I received a call from Camoman yesterday and it sounds like his Christmas came a few days early.   I was also told HardCoreHunter would be posting the pics. Soon.


----------



## HardCoreHunter (Dec 24, 2004)

Here it is.  This buck is from Bartow.  There was a doe close by and the two were very interested in each other.  Camoman hit his grunt call and he came running.
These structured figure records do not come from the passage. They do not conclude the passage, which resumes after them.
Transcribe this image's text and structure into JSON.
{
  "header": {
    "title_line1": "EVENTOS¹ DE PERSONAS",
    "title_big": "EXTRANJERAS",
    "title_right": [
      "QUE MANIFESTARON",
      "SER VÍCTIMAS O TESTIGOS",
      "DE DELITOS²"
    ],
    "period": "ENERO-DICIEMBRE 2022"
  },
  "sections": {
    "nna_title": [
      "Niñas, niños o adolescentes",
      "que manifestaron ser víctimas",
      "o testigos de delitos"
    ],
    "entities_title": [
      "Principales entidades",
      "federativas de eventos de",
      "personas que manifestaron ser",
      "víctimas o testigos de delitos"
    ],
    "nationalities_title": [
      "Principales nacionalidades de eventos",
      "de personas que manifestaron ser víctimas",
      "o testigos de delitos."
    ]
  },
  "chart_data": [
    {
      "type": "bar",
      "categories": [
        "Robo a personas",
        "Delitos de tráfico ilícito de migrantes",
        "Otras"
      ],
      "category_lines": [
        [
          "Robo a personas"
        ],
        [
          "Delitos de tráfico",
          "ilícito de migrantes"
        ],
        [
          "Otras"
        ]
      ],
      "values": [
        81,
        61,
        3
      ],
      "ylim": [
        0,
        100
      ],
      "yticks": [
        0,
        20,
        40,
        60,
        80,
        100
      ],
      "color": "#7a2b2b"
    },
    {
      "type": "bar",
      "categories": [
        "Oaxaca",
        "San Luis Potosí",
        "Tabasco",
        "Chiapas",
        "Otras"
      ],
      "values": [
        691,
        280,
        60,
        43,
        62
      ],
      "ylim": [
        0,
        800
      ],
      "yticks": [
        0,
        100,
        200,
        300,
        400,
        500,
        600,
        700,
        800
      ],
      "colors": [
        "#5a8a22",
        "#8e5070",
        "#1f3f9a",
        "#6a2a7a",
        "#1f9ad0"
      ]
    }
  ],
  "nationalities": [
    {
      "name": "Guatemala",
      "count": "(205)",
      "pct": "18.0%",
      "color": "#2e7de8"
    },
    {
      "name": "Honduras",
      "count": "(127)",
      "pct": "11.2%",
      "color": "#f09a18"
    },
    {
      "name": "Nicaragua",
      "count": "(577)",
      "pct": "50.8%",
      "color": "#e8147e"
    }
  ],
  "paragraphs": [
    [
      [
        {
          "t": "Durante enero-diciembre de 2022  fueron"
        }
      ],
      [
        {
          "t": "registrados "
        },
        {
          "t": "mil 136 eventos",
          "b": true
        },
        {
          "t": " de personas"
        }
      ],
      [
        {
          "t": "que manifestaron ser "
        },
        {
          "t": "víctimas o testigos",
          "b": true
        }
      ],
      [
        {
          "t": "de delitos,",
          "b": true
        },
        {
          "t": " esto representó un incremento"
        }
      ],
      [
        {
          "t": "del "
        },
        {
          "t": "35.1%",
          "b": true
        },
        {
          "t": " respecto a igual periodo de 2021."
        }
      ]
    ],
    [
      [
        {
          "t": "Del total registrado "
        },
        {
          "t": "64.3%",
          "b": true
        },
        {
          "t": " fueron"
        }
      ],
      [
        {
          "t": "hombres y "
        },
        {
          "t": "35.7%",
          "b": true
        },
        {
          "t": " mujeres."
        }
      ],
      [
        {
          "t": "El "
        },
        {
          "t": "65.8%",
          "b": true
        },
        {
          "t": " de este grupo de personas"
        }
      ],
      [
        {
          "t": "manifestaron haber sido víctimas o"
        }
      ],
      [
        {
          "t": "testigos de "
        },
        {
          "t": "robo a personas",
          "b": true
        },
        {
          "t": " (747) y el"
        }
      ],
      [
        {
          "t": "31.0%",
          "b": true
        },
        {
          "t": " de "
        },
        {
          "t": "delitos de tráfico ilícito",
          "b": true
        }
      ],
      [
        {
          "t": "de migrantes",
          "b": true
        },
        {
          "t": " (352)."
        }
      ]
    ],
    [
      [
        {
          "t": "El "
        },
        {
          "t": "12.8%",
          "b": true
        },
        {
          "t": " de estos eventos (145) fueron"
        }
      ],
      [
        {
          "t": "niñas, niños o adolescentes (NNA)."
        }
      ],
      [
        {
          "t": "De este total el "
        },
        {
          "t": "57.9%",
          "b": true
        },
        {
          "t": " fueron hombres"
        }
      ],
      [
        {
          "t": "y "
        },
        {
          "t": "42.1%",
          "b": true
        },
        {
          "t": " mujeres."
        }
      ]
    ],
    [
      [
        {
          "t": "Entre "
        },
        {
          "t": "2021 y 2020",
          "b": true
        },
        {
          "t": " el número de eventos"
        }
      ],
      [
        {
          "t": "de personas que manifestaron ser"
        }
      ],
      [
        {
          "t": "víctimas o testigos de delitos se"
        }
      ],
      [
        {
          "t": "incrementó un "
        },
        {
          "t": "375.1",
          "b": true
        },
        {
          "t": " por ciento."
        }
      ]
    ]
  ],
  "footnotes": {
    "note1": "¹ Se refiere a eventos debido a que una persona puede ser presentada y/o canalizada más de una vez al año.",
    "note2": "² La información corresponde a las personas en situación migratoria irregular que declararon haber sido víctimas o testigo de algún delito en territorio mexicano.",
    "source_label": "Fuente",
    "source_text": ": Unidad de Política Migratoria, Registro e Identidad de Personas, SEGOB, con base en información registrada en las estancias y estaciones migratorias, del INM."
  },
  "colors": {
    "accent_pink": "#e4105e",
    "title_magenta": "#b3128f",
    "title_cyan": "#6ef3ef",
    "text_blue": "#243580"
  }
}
I bet Camoman forgot to tell you who put him on that deer.


----------



## BROWNING7WSM (Dec 24, 2004)

*Nice...*

..Tell him Congrats..


----------



## Jim Thompson (Dec 24, 2004)

Congrats on a fine late season buck.

Jim


----------



## Miami_Slayer (Dec 24, 2004)

VERY NICE!!!  Great job on that deer Camoman.  I'll see you in a few days. I hope that wasn't the last one `cause I'm ready to tear `em up!


----------



## WildBuck (Dec 24, 2004)

Very nice Christmas present.Congrats


----------



## Ranger164 (Dec 25, 2004)

*Thanks for the pic HardCoreHunter*

I hope I get a chance to crack a cold one with you while I am in town, due to the clubs restrictions I doubt it will be at the usual campfire smack talk sessions held at Camomans fire pit : . I have 3 invitations to hunt while in town and plan to hunt all of them   . Camoman and I will hit the woods on some privet land in Sugar Valley  Monday morning  and Miami Slayer will be arriving midweek for 4 days of hunting where we will try  the Bartow, Sugar Valley & Elijay trifecta     before heading back to South Florida. Should any of you boys find yourself in South Florida (Boca Raton to Miami) shoot me an email and schedule permitting I would be happy to get you on the water. Camoman is heading down in a few weeks for his fist Sailfish   and Miami Slayer is taking us to the back country to put him on a snook, red & a poon.   

Happy Holidays & Good Hunting to all............


----------



## MCBUCK (Dec 28, 2004)

I thought I only saw 7 deer pullin that sleigh.


----------